Credit: Tabaco community

On 9 August 2001, the residents of the village of Tabaco in La Guajira, Colombia, were violently evicted from their land and their village was destroyed to make way for the expansion of the Cerrejon opencast coal mine. Cerrejon was then part-owned, and between 2002 and January 2022 was completely owned, by multinational mining companies Anglo American, BHP and Glencore. All three companies are listed on the London Stock Exchange.

In January 2022, Anglo American and BHP sold their shares in the Cerrejon mine to Glencore as part of their move out of coal. Many ethical investors and others concerned about climate change may feel tempted to applaud them for this. Glencore, now the 100% owner of the mine, says it will responsibly wind down operations ready for the end of the mining licence in 2034.

The call from the community is for solidarity in demanding their rights and for support in their struggle to find justice.

 “Today, 9 August 2001, turns 21: 21 years since the Afro-descendant Community of Tabaco was displaced by the Cerrejon Coal Company and by the Colombian State, so that their collective territory could be used for coal exploitation. This risks the disappearance of the social, cultural, spiritual and other fabric of the community. Despite judicial decisions which have been favourable to the Tabaco community, such as Colombian Constitutional Court Sentence T-329 of 2017, the Cerrejon Coal Company and the Colombian State have still not resettled or compensated the community of Tabaco. This abandonment by the Colombian State and the Cerrejon Coal Company is a violation of our human rights”. 

Statement from the Tabaco community. 

Community members state that they were never consulted. The company has always claimed that the people no longer lived in the town, but in neighbouring towns such as Albania, Hato Nuevo and Maicao. Since then the company had isolated them in many ways, buying the surrounding farms and fencing them off; and closing the public roads, including the main road that connected them with Albania, their most important trading centre, where the company built an artificial lagoon. The community was soon surrounded by private security guards, and fear grew among the people. The guards imposed restrictions that prevented traditional night hunting and entry to their farms. By order of the municipality, the water and electricity were cut off, teachers’ jobs were withdrawn, the health centre was dismantled, the Telecom office was closed, and even the Catholic Church unilaterally destroyed part of the village church which had been built with the community’s own resources (1).

Faced with these pressures, some inhabitants sold their properties for derisory sums stipulated by the company’s purchasing lawyers (ten thousand pesos, equivalent to £1.92 at today’s exchange rate, per hectare). In other cases, the same lawyers presented themselves with expropriation orders and offered whatever they wanted to the landowners. The money was not enough for them to even buy a home elsewhere. During this period of pressure, several community leaders were found assassinated without the causes being known. These crimes are still under investigation.

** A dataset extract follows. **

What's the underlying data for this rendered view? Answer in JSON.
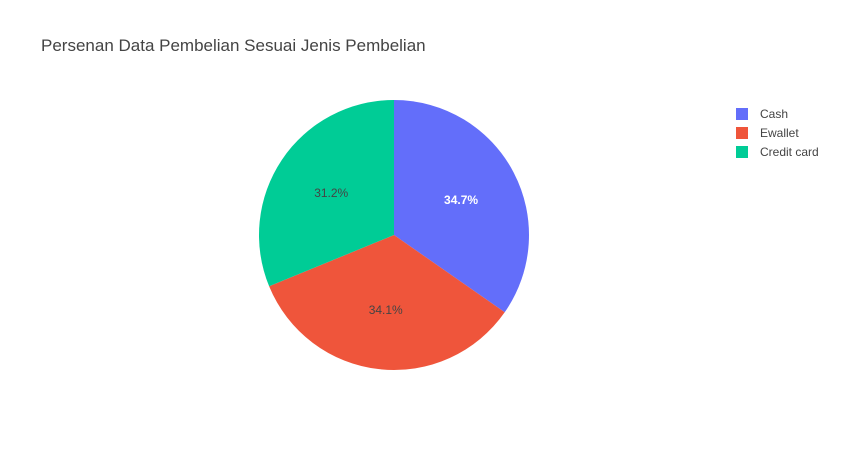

A year later, in 2002, the Colombian Supreme Court ruled in the community’s favour in a suit brought by the community’s lawyer, ordering the reconstruction of the town and all its infrastructure. It is a “halfway” achievement that has led them to continue the fight for the restoration of their individual and collective rights and for a fair and equitable comprehensive reparation process. Over time, complaints and lawsuits have also been pursued in the countries of origin of the mining companies.

Indigenous Wayuu, African descent and peasant communities have been affected by the operations of Cerrejon, the biggest open cast coal mine in Latin America. The arrival of the mine has caused the displacement of people from their land and with that the disruption of their livelihoods and the breakdown of their traditional culture. The Wayuu people are the largest indigenous nation in Colombia and they keep their language alive, so the mine is threatening an ancient culture. 

The consequences left by the coal extraction are serious. The main consequences are (1) the destruction of the dry tropical forest, as the mine is situated within the Rancheria river basin, the only major river in this dry area, and (2) the destruction of the local economy that was based on agriculture, hunting and gathering before mining began, imposing instead dependency on services linked to the mine.